I like to share when I find something stimulating.
It turns out that I’ve always been intimately familiar with this theory of psychological behaviours because it’s how I went about the majority of my own life.
It is (…) a unifying theory which suggests that humans engage in economically prudent thought processes, instead of acting like scientists who rationally weigh costs and benefits, test hypothesis, and update expectations based upon the results of the experiments that are our everyday actions. In other words, humans are more inclined to act as cognitive misers using mental short cuts to make assessments and decisions, about issues and ideas about which they know very little as well as issues of great salience. Fiske and Taylor argue that acting as cognitive misers is rational due to the sheer volume and intensity of information and stimuli humans intake. However, other psychologists also argue that the cognitively miserly tendency of humans is a primary reason why “humans are often less than rational”.
So – in essence (if I understand this theory correctly – and I’m no psychologist) we as human beings are pre-disposed to take the fastest path to an answer based on previous similar choices because this reduces cognitive load.
Often this can come across as inflexibility because when we give knee jerk responses (I liken this to a burn reflex) it can seem as if we haven’t really thought things through and have just reacted on impulse. The answer that we might give because of that isn’t always the best one for us at the time – it’s instead the one that we’ve learned works in most situations.
I used to do this all the time when opportunity arose. I reacted without thought because deep down I felt afraid of the world. I lived with a constant sense that I was hemmed in by my life – but because I didn’t want to continually think about that my cognitive miser took over to protect me from difficult and upsetting choices.
My outward voice became negative because my inner voice was saving me pain or embarrassment. I ceased to question why or how and instead defaulted to ‘No’ as an answer to almost every question.
It protected me.
Maybe in some respects I’m still very much a cognitive miser, because where a man who was endlessly stuck in the same negative thought processes once stood there’s now one that does the same thing with newer, more positive structures.
There a lot of things I’ve re-trained myself not to think around and that I just react to.
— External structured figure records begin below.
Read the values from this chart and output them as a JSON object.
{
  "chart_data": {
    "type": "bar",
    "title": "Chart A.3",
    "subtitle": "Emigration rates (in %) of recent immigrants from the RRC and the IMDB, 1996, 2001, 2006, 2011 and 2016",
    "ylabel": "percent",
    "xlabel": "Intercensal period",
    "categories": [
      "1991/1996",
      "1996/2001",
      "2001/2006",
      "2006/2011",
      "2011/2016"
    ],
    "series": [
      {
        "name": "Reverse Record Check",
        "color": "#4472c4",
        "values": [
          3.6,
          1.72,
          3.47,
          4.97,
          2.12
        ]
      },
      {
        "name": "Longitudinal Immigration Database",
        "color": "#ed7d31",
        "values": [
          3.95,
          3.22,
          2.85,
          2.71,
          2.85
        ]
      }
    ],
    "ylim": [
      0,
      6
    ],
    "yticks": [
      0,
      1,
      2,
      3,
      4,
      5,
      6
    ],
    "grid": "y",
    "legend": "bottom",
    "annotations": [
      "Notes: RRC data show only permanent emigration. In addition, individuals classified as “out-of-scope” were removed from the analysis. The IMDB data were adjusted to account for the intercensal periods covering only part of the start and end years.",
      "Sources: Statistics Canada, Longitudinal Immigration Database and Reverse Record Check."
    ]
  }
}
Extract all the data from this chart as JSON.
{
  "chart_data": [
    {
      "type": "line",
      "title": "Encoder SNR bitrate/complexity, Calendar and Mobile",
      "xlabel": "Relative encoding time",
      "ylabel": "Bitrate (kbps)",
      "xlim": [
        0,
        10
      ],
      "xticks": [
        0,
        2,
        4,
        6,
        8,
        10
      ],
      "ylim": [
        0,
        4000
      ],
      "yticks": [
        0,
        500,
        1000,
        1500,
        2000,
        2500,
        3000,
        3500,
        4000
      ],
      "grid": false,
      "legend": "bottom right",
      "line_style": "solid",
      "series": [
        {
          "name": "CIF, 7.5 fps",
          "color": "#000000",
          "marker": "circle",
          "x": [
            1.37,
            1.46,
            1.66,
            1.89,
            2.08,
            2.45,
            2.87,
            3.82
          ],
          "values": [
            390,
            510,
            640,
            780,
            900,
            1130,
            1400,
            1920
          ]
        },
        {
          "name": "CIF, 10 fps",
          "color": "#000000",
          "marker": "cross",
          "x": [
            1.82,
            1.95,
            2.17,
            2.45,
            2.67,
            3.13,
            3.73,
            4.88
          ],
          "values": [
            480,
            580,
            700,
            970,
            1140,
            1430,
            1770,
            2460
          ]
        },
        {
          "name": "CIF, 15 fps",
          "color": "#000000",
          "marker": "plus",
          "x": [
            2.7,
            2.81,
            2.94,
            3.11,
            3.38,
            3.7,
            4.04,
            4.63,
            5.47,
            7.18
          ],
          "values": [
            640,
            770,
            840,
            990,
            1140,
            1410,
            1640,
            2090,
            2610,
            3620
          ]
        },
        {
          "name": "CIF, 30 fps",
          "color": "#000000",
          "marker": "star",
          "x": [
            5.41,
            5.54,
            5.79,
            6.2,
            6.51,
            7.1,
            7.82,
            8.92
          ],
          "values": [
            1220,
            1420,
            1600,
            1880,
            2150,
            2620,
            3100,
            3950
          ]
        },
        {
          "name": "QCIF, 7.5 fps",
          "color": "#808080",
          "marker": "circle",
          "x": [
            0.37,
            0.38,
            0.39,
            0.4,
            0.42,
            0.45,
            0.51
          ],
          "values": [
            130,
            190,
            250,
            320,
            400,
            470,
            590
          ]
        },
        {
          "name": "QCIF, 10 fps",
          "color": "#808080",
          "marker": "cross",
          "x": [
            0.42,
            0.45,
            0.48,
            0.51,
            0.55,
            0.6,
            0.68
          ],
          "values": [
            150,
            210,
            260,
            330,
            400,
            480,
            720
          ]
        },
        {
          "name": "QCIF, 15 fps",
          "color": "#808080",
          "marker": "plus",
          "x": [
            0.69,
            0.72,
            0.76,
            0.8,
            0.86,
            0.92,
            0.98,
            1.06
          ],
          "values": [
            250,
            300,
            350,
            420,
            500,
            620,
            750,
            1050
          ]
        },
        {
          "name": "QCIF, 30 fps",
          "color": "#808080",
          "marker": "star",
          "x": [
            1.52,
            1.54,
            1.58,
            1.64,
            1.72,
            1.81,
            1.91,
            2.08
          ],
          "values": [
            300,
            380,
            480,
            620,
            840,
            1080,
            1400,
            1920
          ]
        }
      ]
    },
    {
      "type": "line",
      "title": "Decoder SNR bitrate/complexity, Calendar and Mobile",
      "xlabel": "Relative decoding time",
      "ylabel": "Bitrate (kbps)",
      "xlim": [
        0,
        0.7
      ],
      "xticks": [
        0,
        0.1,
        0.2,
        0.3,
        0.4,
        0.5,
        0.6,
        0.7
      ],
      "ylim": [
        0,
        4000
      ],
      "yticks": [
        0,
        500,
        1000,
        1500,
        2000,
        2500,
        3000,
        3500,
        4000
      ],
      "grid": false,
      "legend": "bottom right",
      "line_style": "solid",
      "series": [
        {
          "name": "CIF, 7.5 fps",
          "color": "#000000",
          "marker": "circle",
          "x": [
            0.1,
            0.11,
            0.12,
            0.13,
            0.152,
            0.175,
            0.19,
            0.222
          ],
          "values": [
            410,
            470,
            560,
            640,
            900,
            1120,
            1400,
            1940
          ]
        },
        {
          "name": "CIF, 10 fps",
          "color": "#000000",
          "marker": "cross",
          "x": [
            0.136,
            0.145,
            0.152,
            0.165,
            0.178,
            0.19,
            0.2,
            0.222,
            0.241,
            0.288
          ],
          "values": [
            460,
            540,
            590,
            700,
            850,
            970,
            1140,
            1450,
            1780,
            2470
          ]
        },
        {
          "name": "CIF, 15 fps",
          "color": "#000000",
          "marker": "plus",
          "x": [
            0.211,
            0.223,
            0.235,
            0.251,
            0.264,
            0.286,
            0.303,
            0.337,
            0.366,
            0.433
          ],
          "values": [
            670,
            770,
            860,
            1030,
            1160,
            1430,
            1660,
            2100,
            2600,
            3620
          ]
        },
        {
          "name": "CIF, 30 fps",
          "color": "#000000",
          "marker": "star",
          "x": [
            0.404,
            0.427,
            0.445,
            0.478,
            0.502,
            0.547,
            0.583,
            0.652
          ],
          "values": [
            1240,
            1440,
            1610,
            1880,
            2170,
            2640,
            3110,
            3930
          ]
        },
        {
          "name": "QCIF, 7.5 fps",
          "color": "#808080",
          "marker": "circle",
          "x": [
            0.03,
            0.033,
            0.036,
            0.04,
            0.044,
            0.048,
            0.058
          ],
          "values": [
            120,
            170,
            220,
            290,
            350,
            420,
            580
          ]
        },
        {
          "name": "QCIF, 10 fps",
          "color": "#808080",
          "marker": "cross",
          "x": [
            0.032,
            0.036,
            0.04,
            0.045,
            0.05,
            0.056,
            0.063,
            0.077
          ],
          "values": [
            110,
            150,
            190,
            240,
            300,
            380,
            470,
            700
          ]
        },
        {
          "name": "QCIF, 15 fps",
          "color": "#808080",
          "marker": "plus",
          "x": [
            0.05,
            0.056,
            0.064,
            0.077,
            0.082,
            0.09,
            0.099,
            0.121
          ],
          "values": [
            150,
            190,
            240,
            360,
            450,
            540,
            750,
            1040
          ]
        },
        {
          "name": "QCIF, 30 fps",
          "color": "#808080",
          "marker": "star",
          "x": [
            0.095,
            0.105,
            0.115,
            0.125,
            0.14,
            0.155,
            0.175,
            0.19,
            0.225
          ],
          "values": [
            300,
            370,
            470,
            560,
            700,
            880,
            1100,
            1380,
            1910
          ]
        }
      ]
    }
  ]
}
For instance I still say an automatic ‘no’ to lots of potential decisions, making the same pre-formulated, potted and easily deployable snap judgements that I used to – but these days they’re for a different reason.
Now instead of saying ‘No’ to spending time with friends the no’s are always to cake, kebabs or alcohol. It goes further though because ‘Yes’s’ are also miserly. I know without thinking for a single moment how I’ll respond in certain situations.
‘Absolutely I’ll go for a walk or climb a mountain – YES!’
I don’t think my processes have changed – but how I use my miser definitely has.
Anyway – I’m packing him back in the box for the moment and getting on with my weekend.
For the next couple of days I have a guest staying over and we mean to make the absolute most of the time available. There’s going to be lots of twalking and lots of coffee, a bit of cinema, a few meals and hopefully a good time being had by all.
I’m going to be ‘living life‘.
I also won’t be weighing in at group today because of this – but just because I’m not going to be there it doesn’t mean that I’m ignoring anything. I stood on the scales of ultimate accuracy this morning to make sure I’m still focused – and this is what they said…
I’m still perfectly inside my target range!
I’m might still learning to live life internet but I’m also learning that I love it.